THE LORE
A brief mock-archaeology
In the year of our keyboard 2007, autocorrect was born. It was meant to help. It became a haunting. Every “ducking,” every “on my wat,” every accidental “funfair” instead of “funeral” — they all left a residue. That residue, compressed by time and shame, formed marble.
The ruins you walk are real. They are the calcified ghosts of a billion mistyped texts.
Living in those ruins is Coach Glyph — the spirit of every overconfident autocomplete that ever existed, condensed into one absolutely jacked motivational coach. He's seen it all. He believes in you anyway.
HOW IT WORKS
- 1. You spawn at the ruins entrance. Your local weather (live, from your actual location) tints the world.
- 2. You walk with WASD or arrow keys, weaving between marble columns engraved with famous typos.

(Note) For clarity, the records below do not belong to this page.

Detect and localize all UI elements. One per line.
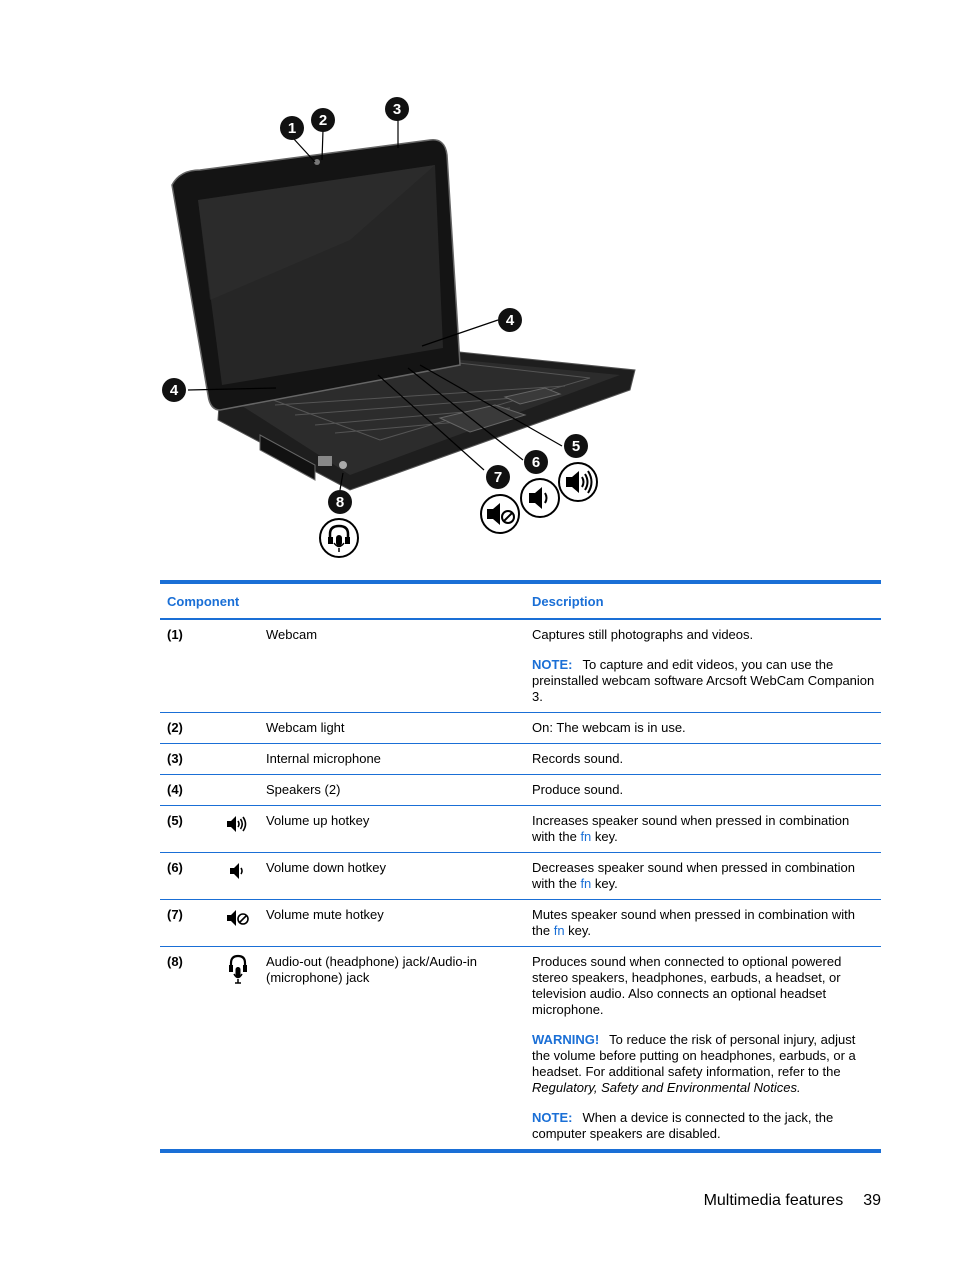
- row-description: Records sound.: [532, 751, 624, 766]
- description-text: Decreases speaker sound when pressed in combination with the: [532, 860, 856, 891]
- volume-down-icon: [226, 860, 250, 882]
- callout-3: [385, 97, 409, 121]
- table-row: [160, 775, 881, 806]
- row-number: (8): [167, 954, 183, 969]
- note-label: NOTE:: [532, 1110, 573, 1125]
- description-text: Increases speaker sound when pressed in combination with the: [532, 813, 850, 844]
- description-text: Mutes speaker sound when pressed in combination with the: [532, 907, 856, 938]
- row-component-name: Webcam light: [266, 720, 345, 735]
- row-number: (4): [167, 782, 183, 797]
- row-icon-cell: [210, 947, 266, 1149]
- row-component-name: Audio-out (headphone) jack/Audio-in (microphone) jack: [266, 954, 478, 985]
- callout-6: [524, 450, 548, 474]
- headset-jack-icon: [226, 954, 250, 988]
- note-label: NOTE:: [532, 657, 573, 672]
- note-text: When a device is connected to the jack, the computer speakers are disabled.: [532, 1110, 834, 1141]
- description-text: Produces sound when connected to optional powered stereo speakers, headphones, earbuds, a headset, or television audio. Also connects an optional headset microphone.: [532, 954, 842, 1017]
- table-row: [160, 853, 881, 900]
- row-component-name: Volume down hotkey: [266, 860, 386, 875]
- header-description: Description: [532, 593, 604, 609]
- description-text: Captures still photographs and videos.: [532, 627, 754, 642]
- row-icon-cell: [210, 744, 266, 774]
- row-component-name: Volume up hotkey: [266, 813, 370, 828]
- fn-key-link[interactable]: fn: [580, 829, 592, 844]
- warning-text: To reduce the risk of personal injury, adjust the volume before putting on headphones, earbuds, or a headset. For additional safety information, refer to the: [532, 1032, 856, 1079]
- fn-key-link[interactable]: fn: [553, 923, 565, 938]
- component-table: [160, 580, 881, 1153]
- svg-text:2: 2: [318, 112, 328, 129]
- row-description: [532, 900, 881, 946]
- row-description: On: The webcam is in use.: [532, 720, 686, 735]
- description-text: key.: [594, 829, 618, 844]
- svg-text:8: 8: [335, 494, 345, 511]
- regulatory-notices-reference: Regulatory, Safety and Environmental Notices.: [532, 1080, 801, 1095]
- row-component-name: Webcam: [266, 627, 318, 642]
- row-icon-cell: [210, 853, 266, 899]
- callout-8: [328, 490, 352, 514]
- page-footer: [704, 1192, 881, 1210]
- warning-paragraph: [532, 1032, 875, 1096]
- row-component-name: Internal microphone: [266, 751, 381, 766]
- row-number: (5): [167, 813, 183, 828]
- row-number: (3): [167, 751, 183, 766]
- svg-text:5: 5: [571, 438, 581, 455]
- laptop-illustration: [150, 90, 650, 560]
- callout-1: [280, 116, 304, 140]
- svg-text:6: 6: [531, 454, 541, 471]
- volume-mute-icon: [481, 495, 519, 533]
- row-number: (1): [167, 627, 183, 642]
- svg-text:7: 7: [493, 469, 503, 486]
- row-description: [532, 853, 881, 899]
- callout-4-right: [498, 308, 522, 332]
- table-row: [160, 620, 881, 713]
- table-row: [160, 947, 881, 1149]
- note-paragraph: [532, 1110, 875, 1142]
- fn-key-link[interactable]: fn: [580, 876, 592, 891]
- row-icon-cell: [210, 620, 266, 712]
- row-number: (7): [167, 907, 183, 922]
- row-icon-cell: [210, 806, 266, 852]
- note-paragraph: [532, 657, 875, 705]
- page-number: 39: [863, 1192, 881, 1209]
- callout-4-left: [162, 378, 186, 402]
- row-icon-cell: [210, 900, 266, 946]
- svg-text:4: 4: [169, 382, 179, 399]
- row-icon-cell: [210, 713, 266, 743]
- row-component-name: Volume mute hotkey: [266, 907, 384, 922]
- description-text: key.: [568, 923, 592, 938]
- laptop-figure: [150, 90, 650, 560]
- row-description: Produce sound.: [532, 782, 624, 797]
- volume-up-icon: [559, 463, 597, 501]
- headset-jack-icon: [320, 519, 358, 557]
- svg-text:4: 4: [505, 312, 515, 329]
- volume-mute-icon: [226, 907, 250, 929]
- svg-text:3: 3: [392, 101, 402, 118]
- description-text: key.: [594, 876, 618, 891]
- table-row: [160, 744, 881, 775]
- table-row: [160, 900, 881, 947]
- note-text: To capture and edit videos, you can use the preinstalled webcam software Arcsoft WebCam Companion 3.: [532, 657, 875, 704]
- row-description: [532, 620, 881, 712]
- row-number: (2): [167, 720, 183, 735]
- table-rule-bottom: [160, 1149, 881, 1153]
- volume-down-icon: [521, 479, 559, 517]
- callout-7: [486, 465, 510, 489]
- callout-5: [564, 434, 588, 458]
- svg-text:1: 1: [287, 120, 297, 137]
- row-description: [532, 806, 881, 852]
- callout-2: [311, 108, 335, 132]
- row-component-name: Speakers (2): [266, 782, 341, 797]
- table-row: [160, 806, 881, 853]
- footer-section-title: Multimedia features: [703, 1192, 844, 1209]
- table-header: [160, 584, 881, 618]
- header-component: Component: [167, 593, 240, 609]
- row-description: [532, 947, 881, 1149]
- warning-label: WARNING!: [532, 1032, 600, 1047]
- row-icon-cell: [210, 775, 266, 805]
- volume-up-icon: [226, 813, 250, 835]
- row-number: (6): [167, 860, 183, 875]
- table-row: [160, 713, 881, 744]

- 3. You find 8 glowing glyph stones. SPACE near one to summon Coach Glyph. He gives you ONE custom Text Replacement entry. You whisper 1-3 words you actually use a lot.
- 4. Each whisper personalizes the next stone. By stone 8, the Coach knows your dog, your job, your slang.
- 5. At the central altar, the Coach prints an ASCII receipt — a real cheat-sheet you copy into iOS Text Replacement or Android Gboard. Your phone stops betraying you.
FOUNDER'S NOTE
“I once texted 'see you at the funfair' to a friend on the way to a funeral. The autocorrect did not blink. The friend did. This site is my apology.”